A Portland man who raped a mortgage broker he lured to his mother’s apartment under false pretenses has been found guilty for the second time — 17 years after his original conviction.

First found guilty by 11 out of 12 jurors during a 2007 trial, Daniel Bluestein had already finished his 11⅔-year prison sentence by the time the U.S. Supreme Court outlawed non-unanimous jury verdicts in 2020.

The Oregon Supreme Court last year determined the ban would be retroactive — undoing almost 500 cases, according to a state Department of Justice spokesperson.

In Multnomah County, prosecutors believe only a few of the overturned cases have gone to trial again, and Bluestein’s case was by far the oldest.

Some of the physical evidence from the case had been lost and jurors weren’t told that Bluestein had been tried and convicted once before.

The woman at the center of the case returned to testify again — saying she was coincidentally in a hospital waiting room when Bluestein struck up a flirtatious conversation on July 19, 2006. The woman explained she was married with four children, but made plans to visit when Bluestein said his mother needed a mortgage broker.

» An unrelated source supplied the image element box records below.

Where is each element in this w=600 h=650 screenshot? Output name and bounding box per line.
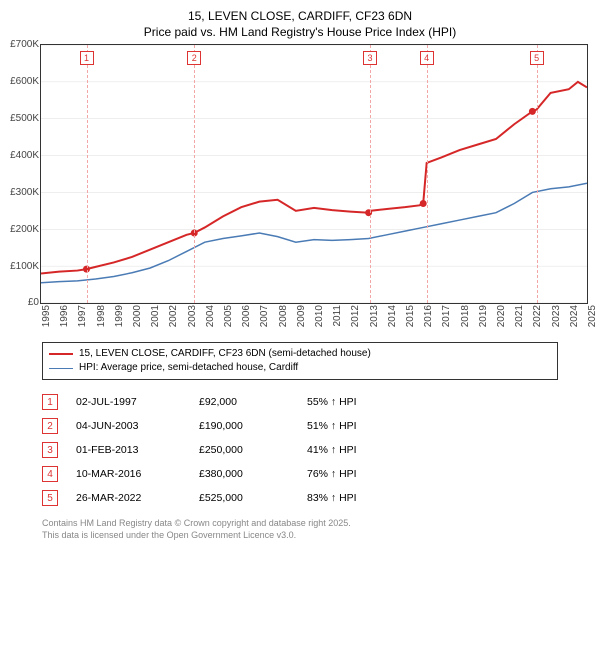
- transaction-number: 2: [42, 418, 58, 434]
- x-tick-label: 1998: [96, 305, 107, 327]
- transaction-price: £380,000: [199, 468, 289, 480]
- transaction-price: £92,000: [199, 396, 289, 408]
- x-tick-label: 2019: [478, 305, 489, 327]
- transaction-vline: [194, 45, 195, 303]
- x-tick-label: 2015: [405, 305, 416, 327]
- x-tick-label: 2001: [150, 305, 161, 327]
- sale-dot: [420, 200, 427, 207]
- y-tick-label: £100K: [10, 261, 39, 272]
- x-tick-label: 2023: [551, 305, 562, 327]
- y-tick-label: £500K: [10, 113, 39, 124]
- transaction-number: 1: [42, 394, 58, 410]
- transaction-marker: 2: [187, 51, 201, 65]
- x-tick-label: 2011: [332, 305, 343, 327]
- x-tick-label: 2003: [187, 305, 198, 327]
- transaction-hpi: 51% ↑ HPI: [307, 420, 357, 432]
- x-tick-label: 2020: [496, 305, 507, 327]
- x-tick-label: 2010: [314, 305, 325, 327]
- legend-row: 15, LEVEN CLOSE, CARDIFF, CF23 6DN (semi…: [49, 347, 551, 361]
- transaction-row: 2 04-JUN-2003 £190,000 51% ↑ HPI: [42, 414, 558, 438]
- legend: 15, LEVEN CLOSE, CARDIFF, CF23 6DN (semi…: [42, 342, 558, 380]
- legend-label: HPI: Average price, semi-detached house,…: [79, 361, 298, 375]
- legend-swatch: [49, 368, 73, 369]
- y-tick-label: £700K: [10, 39, 39, 50]
- transaction-vline: [370, 45, 371, 303]
- transaction-date: 10-MAR-2016: [76, 468, 181, 480]
- title-line1: 15, LEVEN CLOSE, CARDIFF, CF23 6DN: [4, 8, 596, 24]
- transaction-date: 01-FEB-2013: [76, 444, 181, 456]
- x-tick-label: 2009: [296, 305, 307, 327]
- transaction-marker: 4: [420, 51, 434, 65]
- x-tick-label: 1997: [77, 305, 88, 327]
- transaction-row: 5 26-MAR-2022 £525,000 83% ↑ HPI: [42, 486, 558, 510]
- transactions-table: 1 02-JUL-1997 £92,000 55% ↑ HPI 2 04-JUN-2003…: [42, 390, 558, 510]
- transaction-row: 4 10-MAR-2016 £380,000 76% ↑ HPI: [42, 462, 558, 486]
- x-tick-label: 2004: [205, 305, 216, 327]
- transaction-hpi: 76% ↑ HPI: [307, 468, 357, 480]
- x-tick-label: 2017: [441, 305, 452, 327]
- y-tick-label: £400K: [10, 150, 39, 161]
- chart-area: £0£100K£200K£300K£400K£500K£600K£700K199…: [40, 44, 588, 336]
- x-tick-label: 2000: [132, 305, 143, 327]
- transaction-number: 5: [42, 490, 58, 506]
- series-line: [41, 82, 587, 274]
- sale-dot: [529, 108, 536, 115]
- transaction-row: 3 01-FEB-2013 £250,000 41% ↑ HPI: [42, 438, 558, 462]
- transaction-number: 4: [42, 466, 58, 482]
- x-tick-label: 2024: [569, 305, 580, 327]
- x-tick-label: 2007: [259, 305, 270, 327]
- footer-line1: Contains HM Land Registry data © Crown c…: [42, 518, 558, 530]
- transaction-marker: 1: [80, 51, 94, 65]
- x-tick-label: 1995: [41, 305, 52, 327]
- transaction-vline: [427, 45, 428, 303]
- plot: £0£100K£200K£300K£400K£500K£600K£700K199…: [40, 44, 588, 304]
- transaction-vline: [87, 45, 88, 303]
- legend-swatch: [49, 353, 73, 355]
- chart-title: 15, LEVEN CLOSE, CARDIFF, CF23 6DN Price…: [4, 8, 596, 40]
- footer-line2: This data is licensed under the Open Gov…: [42, 530, 558, 542]
- transaction-hpi: 55% ↑ HPI: [307, 396, 357, 408]
- sale-dot: [365, 210, 372, 217]
- x-tick-label: 2016: [423, 305, 434, 327]
- transaction-number: 3: [42, 442, 58, 458]
- legend-row: HPI: Average price, semi-detached house,…: [49, 361, 551, 375]
- y-tick-label: £200K: [10, 224, 39, 235]
- transaction-date: 02-JUL-1997: [76, 396, 181, 408]
- y-tick-label: £0: [28, 297, 39, 308]
- transaction-date: 26-MAR-2022: [76, 492, 181, 504]
- x-tick-label: 2002: [168, 305, 179, 327]
- transaction-hpi: 83% ↑ HPI: [307, 492, 357, 504]
- transaction-date: 04-JUN-2003: [76, 420, 181, 432]
- transaction-vline: [537, 45, 538, 303]
- transaction-price: £525,000: [199, 492, 289, 504]
- x-tick-label: 2021: [514, 305, 525, 327]
- transaction-price: £250,000: [199, 444, 289, 456]
- x-tick-label: 2008: [278, 305, 289, 327]
- x-tick-label: 2022: [532, 305, 543, 327]
- x-tick-label: 2006: [241, 305, 252, 327]
- x-tick-label: 1999: [114, 305, 125, 327]
- x-tick-label: 2018: [460, 305, 471, 327]
- transaction-marker: 5: [530, 51, 544, 65]
- transaction-marker: 3: [363, 51, 377, 65]
- footer-attribution: Contains HM Land Registry data © Crown c…: [42, 518, 558, 541]
- x-tick-label: 2013: [369, 305, 380, 327]
- legend-label: 15, LEVEN CLOSE, CARDIFF, CF23 6DN (semi…: [79, 347, 371, 361]
- y-tick-label: £600K: [10, 76, 39, 87]
- x-tick-label: 2014: [387, 305, 398, 327]
- transaction-price: £190,000: [199, 420, 289, 432]
- transaction-hpi: 41% ↑ HPI: [307, 444, 357, 456]
- transaction-row: 1 02-JUL-1997 £92,000 55% ↑ HPI: [42, 390, 558, 414]
- x-tick-label: 2025: [587, 305, 598, 327]
- title-line2: Price paid vs. HM Land Registry's House …: [4, 24, 596, 40]
- x-tick-label: 1996: [59, 305, 70, 327]
- series-line: [41, 184, 587, 284]
- x-tick-label: 2005: [223, 305, 234, 327]
- y-tick-label: £300K: [10, 187, 39, 198]
- x-tick-label: 2012: [350, 305, 361, 327]
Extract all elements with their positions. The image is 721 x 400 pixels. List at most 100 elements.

When she arrived at the Vista St. Clair apartments in the Goose Hollow neighborhood of Southwest Portland the next day, Bluestein was alone.

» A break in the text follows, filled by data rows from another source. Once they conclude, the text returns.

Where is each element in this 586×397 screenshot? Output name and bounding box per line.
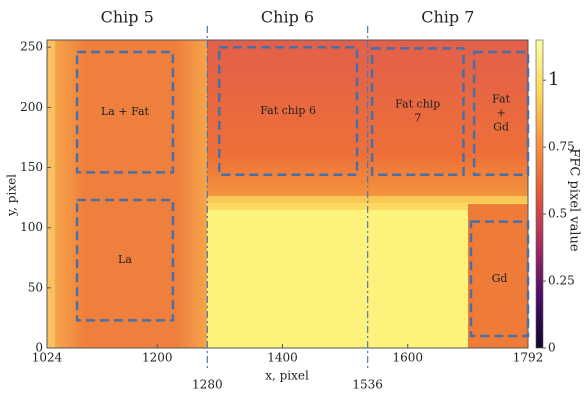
colorbar (536, 40, 543, 348)
colorbar-tick-label: 1 (548, 69, 559, 90)
y-tick-label: 100 (20, 220, 43, 234)
colorbar-tick-label: 0.25 (548, 274, 575, 288)
x-tick-label: 1400 (267, 351, 298, 365)
region-label: Gd (493, 120, 509, 133)
boundary-label: 1536 (352, 378, 383, 392)
region-label: La (118, 253, 132, 266)
colorbar-label: FFC pixel value (567, 148, 582, 252)
x-axis-label: x, pixel (265, 369, 309, 383)
chip-label: Chip 5 (101, 8, 154, 27)
y-tick-label: 150 (20, 160, 43, 174)
region-label: + (496, 106, 505, 119)
y-tick-label: 250 (20, 40, 43, 54)
region-label: Fat chip (395, 98, 440, 111)
region-label: La + Fat (101, 105, 150, 118)
region-label: Fat chip 6 (260, 104, 316, 117)
colorbar-tick-label: 0.5 (548, 207, 567, 221)
region-label: Fat (492, 92, 510, 105)
x-tick-label: 1200 (142, 351, 173, 365)
y-axis-label: y, pixel (5, 174, 19, 217)
chip-label: Chip 7 (421, 8, 474, 27)
boundary-label: 1280 (192, 378, 223, 392)
chart: x, pixel y, pixel 1024120014001600179205… (0, 0, 586, 393)
colorbar-tick-label: 0 (548, 341, 556, 355)
region-label: 7 (414, 112, 421, 125)
chip-label: Chip 6 (261, 8, 314, 27)
y-tick-label: 50 (28, 280, 43, 294)
y-tick-label: 0 (35, 341, 43, 355)
y-tick-label: 200 (20, 100, 43, 114)
heatmap-image (47, 40, 528, 348)
x-tick-label: 1792 (513, 351, 544, 365)
region-label: Gd (492, 272, 508, 285)
x-tick-label: 1600 (392, 351, 423, 365)
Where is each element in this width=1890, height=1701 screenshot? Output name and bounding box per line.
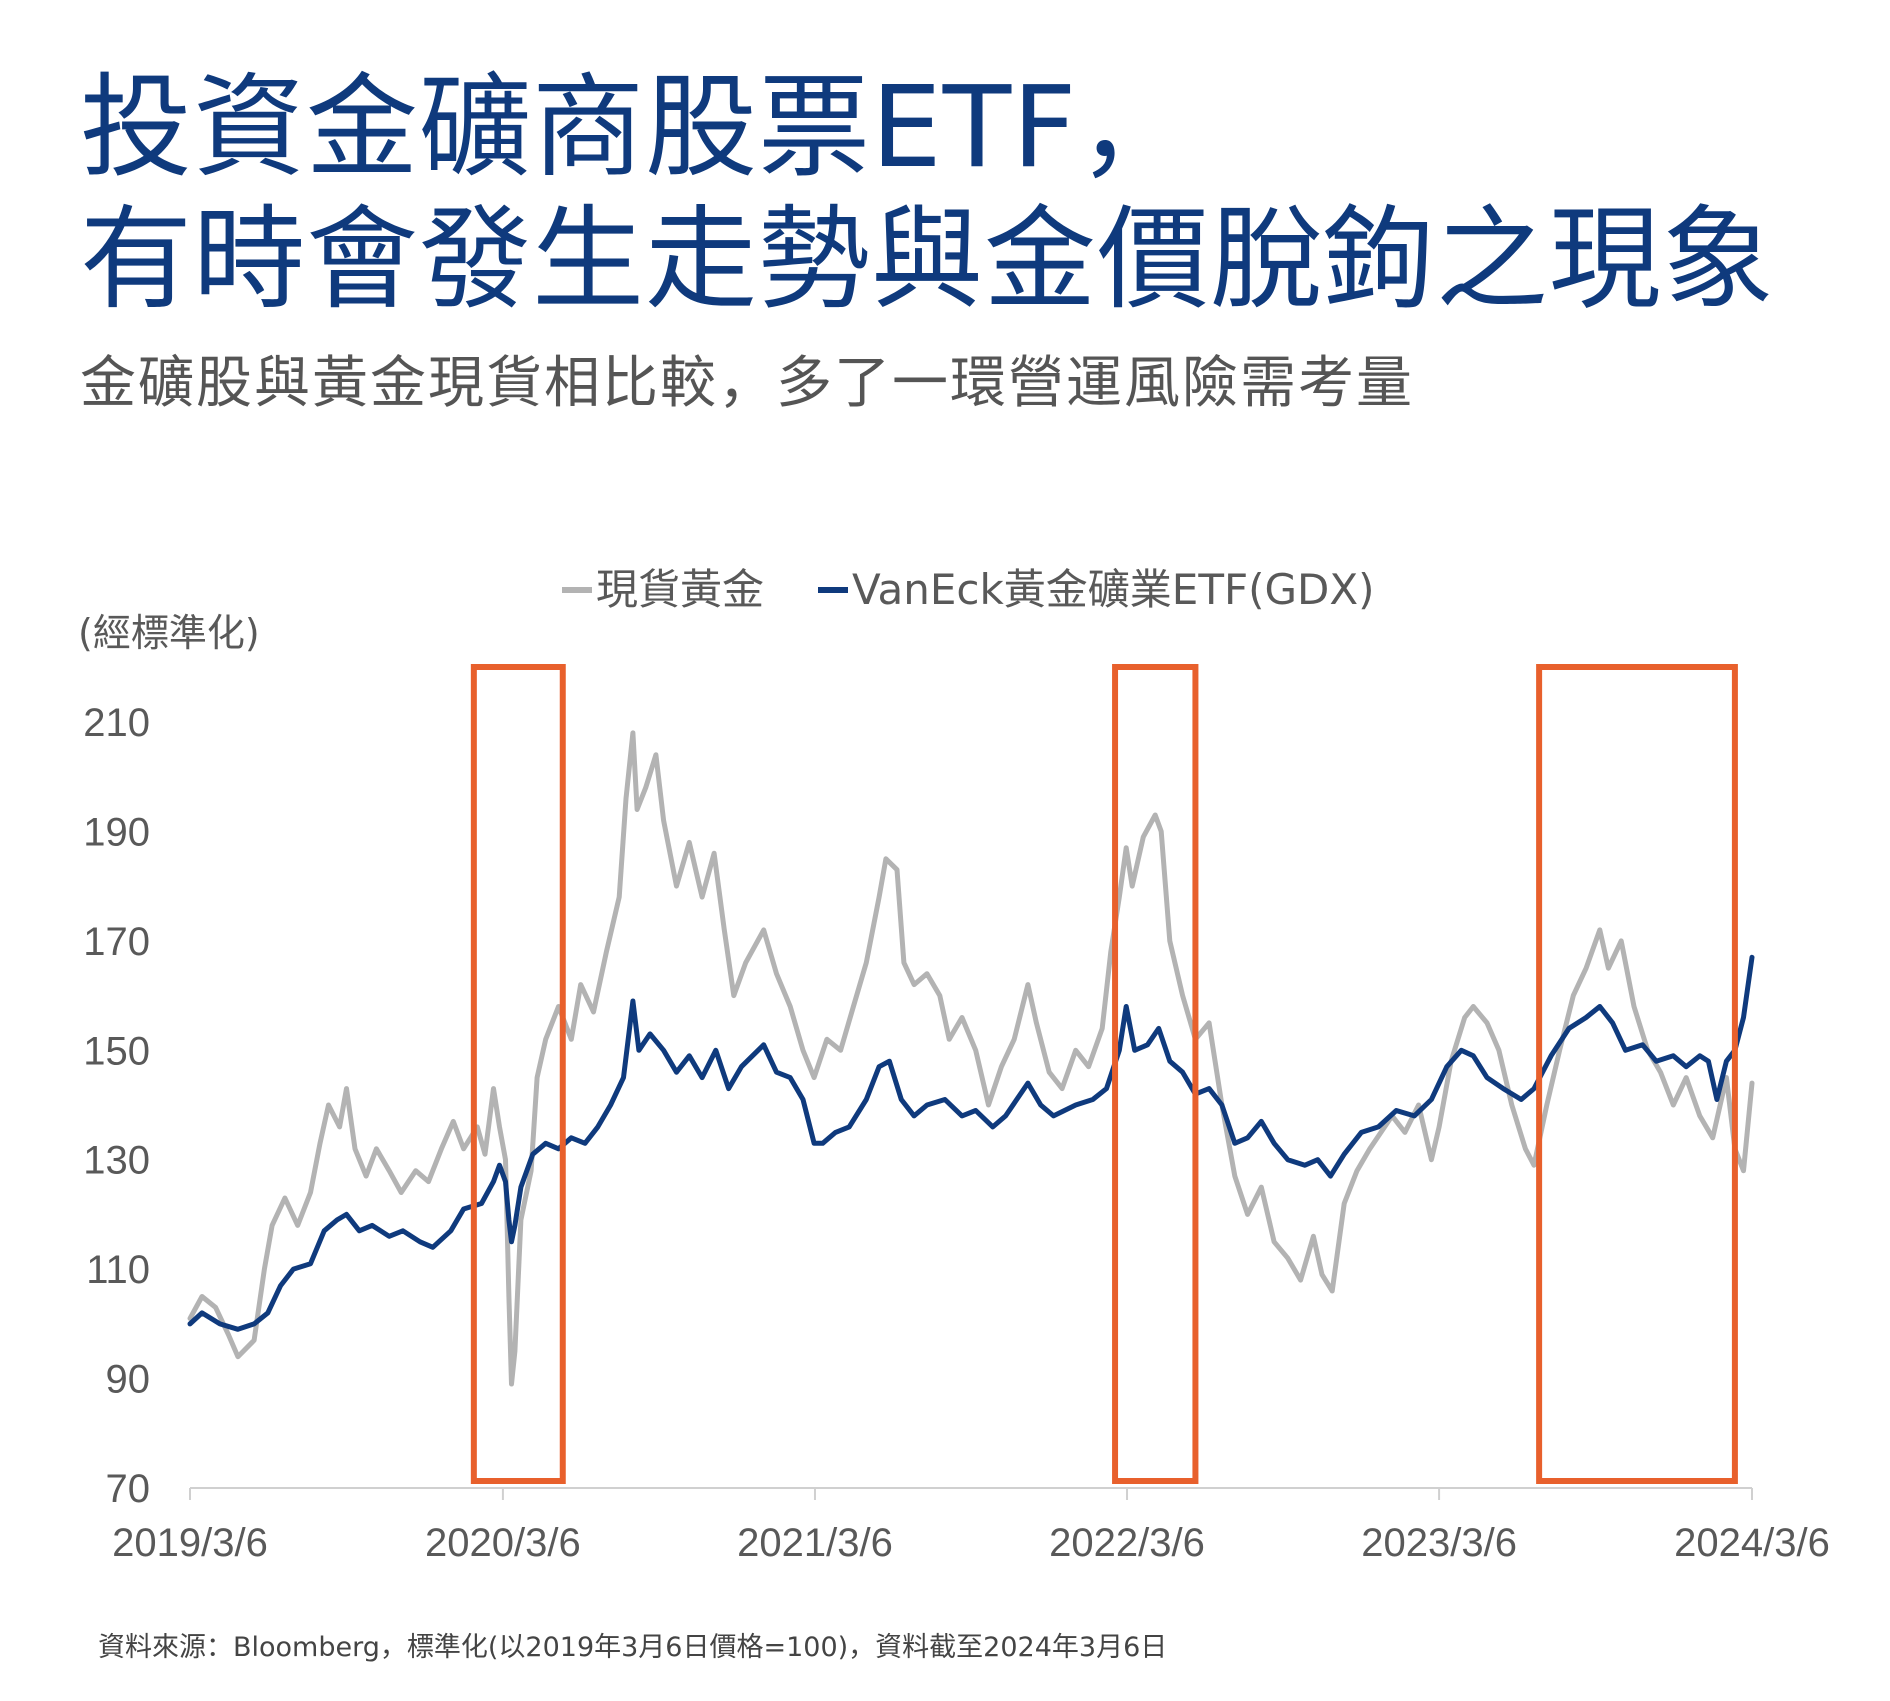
title-line-1: 投資金礦商股票ETF，: [80, 63, 1191, 193]
title-line-2: 有時會發生走勢與金價脫鉤之現象: [80, 195, 1775, 325]
y-tick-label: 130: [83, 1139, 150, 1183]
legend-label: 現貨黃金: [596, 565, 764, 614]
y-axis-label: (經標準化): [78, 611, 260, 655]
gdx-etf-series-line: [187, 954, 1755, 1332]
y-tick-label: 90: [106, 1358, 151, 1402]
highlight-box: [470, 664, 566, 1484]
highlight-box: [1536, 664, 1738, 1484]
chart-legend: 現貨黃金 VanEck黃金礦業ETF(GDX): [562, 565, 1375, 614]
y-tick-label: 110: [86, 1248, 150, 1292]
page-title: 投資金礦商股票ETF， 有時會發生走勢與金價脫鉤之現象: [80, 62, 1775, 326]
y-tick-label: 210: [83, 701, 150, 745]
y-axis-ticks: 210 190 170 150 130 110 90 70: [83, 701, 150, 1511]
x-tick-label: 2022/3/6: [1049, 1521, 1205, 1565]
x-tick-label: 2019/3/6: [112, 1521, 268, 1565]
highlight-boxes: [470, 664, 1738, 1484]
y-tick-label: 170: [83, 920, 150, 964]
y-tick-label: 150: [83, 1029, 150, 1073]
subtitle: 金礦股與黃金現貨相比較，多了一環營運風險需考量: [80, 351, 1414, 416]
x-tick-label: 2024/3/6: [1674, 1521, 1830, 1565]
gold-spot-series-line: [187, 730, 1755, 1387]
x-tick-label: 2020/3/6: [425, 1521, 581, 1565]
source-footnote: 資料來源：Bloomberg，標準化(以2019年3月6日價格=100)，資料截…: [98, 1632, 1168, 1663]
y-tick-label: 190: [83, 810, 150, 854]
x-axis: 2019/3/6 2020/3/6 2021/3/6 2022/3/6 2023/3/6…: [112, 1487, 1830, 1565]
x-tick-label: 2021/3/6: [737, 1521, 893, 1565]
highlight-box: [1112, 664, 1199, 1484]
legend-label: VanEck黃金礦業ETF(GDX): [852, 565, 1375, 614]
series-layer: [187, 730, 1755, 1387]
y-tick-label: 70: [106, 1467, 151, 1511]
x-tick-label: 2023/3/6: [1361, 1521, 1517, 1565]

“I instantly felt like something was off,” she testified.

After the attack, the woman fled the apartment and called her best friend in tears and went to a hospital later that night, according to trial testimony.

The Oregonian/OregonLive isn’t naming the woman because she’s a sex crime victim.

In his own testimony, Bluestein, now 49, said there was no talk of mortgage brokering when they first met and that he felt guilty because he was cheating on his wife.

“I try not to think of her anymore,” he said of the woman.

Bluestein advanced an argument similar to the one he made in the first trial: that the woman regretted a consensual encounter.

Prosecutor Ryan Solomon, however, said the woman could have simply kept quiet if she didn’t want her husband to know of an affair, noting that surveillance footage showed her leaving the apartment tower with a “1,000-yard stare” and missing some of her belongings.

“She didn’t want to come forward at first,” Solomon said. “Mr. Bluestein was preying on that exact type of mentality — the difficulty of victims to come forward.”

The Multnomah County jury of five women and seven men deliberated for about six hours over two days before returning a guilty verdict on charges of first-degree rape, sodomy and sex abuse.

The woman embraced her family once the verdict was read aloud, while Bluestein slumped his head slightly.

With his punishment already served, Bluestein likely doesn’t face additional jail time but could be required to register as a sex offender during an Aug. 16 sentencing hearing.